Gabriel "Echo" Dreke-Hernandez, 23, of the 8800 block of Berkshire Drive in Hyattsville was arrested Thursday when he arrived at the Garden Inn, Anne Arundel County police said. He has been charged with multiple counts of human trafficking, including human trafficking of a minor, first- and second-degree assault, kidnapping and related charges. According to court records, he was initially jailed in lieu of $4 million bail, but a judge ordered him held Friday without bail.
Police said that in the Garden Inn case, they were alerted by a family member who was contacted by a friend of a 19-year-old Glenville woman who said she had been abducted and forced into prostitution. They arranged to meet the 19-year-old at the hotel about 10:15 p.m. Wednesday, and took her from there.

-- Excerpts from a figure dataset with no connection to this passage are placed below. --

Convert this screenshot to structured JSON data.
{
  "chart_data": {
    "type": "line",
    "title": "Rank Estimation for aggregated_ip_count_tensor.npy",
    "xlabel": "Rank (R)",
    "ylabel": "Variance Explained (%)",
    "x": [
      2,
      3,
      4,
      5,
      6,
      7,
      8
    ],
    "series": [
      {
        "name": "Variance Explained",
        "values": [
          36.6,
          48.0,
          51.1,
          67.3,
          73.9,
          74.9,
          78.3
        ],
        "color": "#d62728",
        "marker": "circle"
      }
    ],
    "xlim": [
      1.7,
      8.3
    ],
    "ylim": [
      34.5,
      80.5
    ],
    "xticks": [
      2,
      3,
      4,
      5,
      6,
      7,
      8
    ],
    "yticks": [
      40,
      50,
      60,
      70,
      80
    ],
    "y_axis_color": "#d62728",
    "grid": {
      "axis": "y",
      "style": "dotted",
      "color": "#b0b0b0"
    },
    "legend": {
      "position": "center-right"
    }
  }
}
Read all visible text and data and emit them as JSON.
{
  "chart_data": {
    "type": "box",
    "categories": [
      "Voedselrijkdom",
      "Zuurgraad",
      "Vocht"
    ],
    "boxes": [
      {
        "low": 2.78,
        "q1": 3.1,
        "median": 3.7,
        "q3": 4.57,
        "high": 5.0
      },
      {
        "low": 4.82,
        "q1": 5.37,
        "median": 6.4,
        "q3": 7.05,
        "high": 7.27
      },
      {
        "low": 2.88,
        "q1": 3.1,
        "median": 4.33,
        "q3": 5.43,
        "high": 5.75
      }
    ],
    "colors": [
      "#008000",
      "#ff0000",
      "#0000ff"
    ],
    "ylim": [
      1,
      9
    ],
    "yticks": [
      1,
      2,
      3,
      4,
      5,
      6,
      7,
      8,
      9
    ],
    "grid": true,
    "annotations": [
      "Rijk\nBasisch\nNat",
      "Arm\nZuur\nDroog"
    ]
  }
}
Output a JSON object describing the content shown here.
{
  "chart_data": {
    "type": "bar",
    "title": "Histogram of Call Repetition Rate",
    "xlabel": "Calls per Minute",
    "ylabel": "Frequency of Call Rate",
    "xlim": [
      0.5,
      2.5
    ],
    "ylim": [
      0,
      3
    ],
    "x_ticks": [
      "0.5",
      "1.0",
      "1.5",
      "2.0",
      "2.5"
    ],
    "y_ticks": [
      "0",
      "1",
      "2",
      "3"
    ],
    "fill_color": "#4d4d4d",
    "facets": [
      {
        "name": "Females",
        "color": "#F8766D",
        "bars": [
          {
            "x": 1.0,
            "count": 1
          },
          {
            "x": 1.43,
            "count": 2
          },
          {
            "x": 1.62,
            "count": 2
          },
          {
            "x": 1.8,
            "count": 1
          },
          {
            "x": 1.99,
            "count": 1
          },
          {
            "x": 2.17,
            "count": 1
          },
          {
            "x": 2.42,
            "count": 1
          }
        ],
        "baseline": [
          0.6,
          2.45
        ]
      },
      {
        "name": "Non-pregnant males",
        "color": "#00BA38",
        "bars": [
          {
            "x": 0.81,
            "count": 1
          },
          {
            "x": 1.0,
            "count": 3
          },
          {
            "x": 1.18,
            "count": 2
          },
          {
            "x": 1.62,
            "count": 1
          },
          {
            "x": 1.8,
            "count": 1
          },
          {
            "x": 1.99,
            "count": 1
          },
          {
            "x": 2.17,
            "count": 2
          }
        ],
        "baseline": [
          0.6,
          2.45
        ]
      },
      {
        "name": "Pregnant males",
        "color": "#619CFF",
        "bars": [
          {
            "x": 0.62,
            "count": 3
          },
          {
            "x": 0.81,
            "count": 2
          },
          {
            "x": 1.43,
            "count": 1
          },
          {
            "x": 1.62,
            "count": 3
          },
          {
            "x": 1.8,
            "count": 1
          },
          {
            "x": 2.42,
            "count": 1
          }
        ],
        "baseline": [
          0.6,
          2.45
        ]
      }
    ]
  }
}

When questioned, she told them there were two other women there — a 16-year-old from Adelphi and a 23-year-old from Hyattsville, they said.
The 19-year-old told police she had been at a party in April in Prince George's County, where she met a man who took her elsewhere, police said.
"She went to another location, believing it was another party or something," Mulcahy said.
The man took her to a hotel, where she was threatened, assaulted and forced into prostitution, police said. Police said they have no indication that she had engaged in prostitution before that. At the hotel, they said, Dreke-Hernandez choked her and banged her head against the wall repeatedly before placing a knife to her throat and demanding that she follow his orders, police said. She told police that he kept all of the money that was collected. At one point, when she said she would not prostitute any longer, he pulled her into a bathroom and threatened her with a knife, police said. They said she also feared him because of his constant physical assaults and threats to harm her and her family.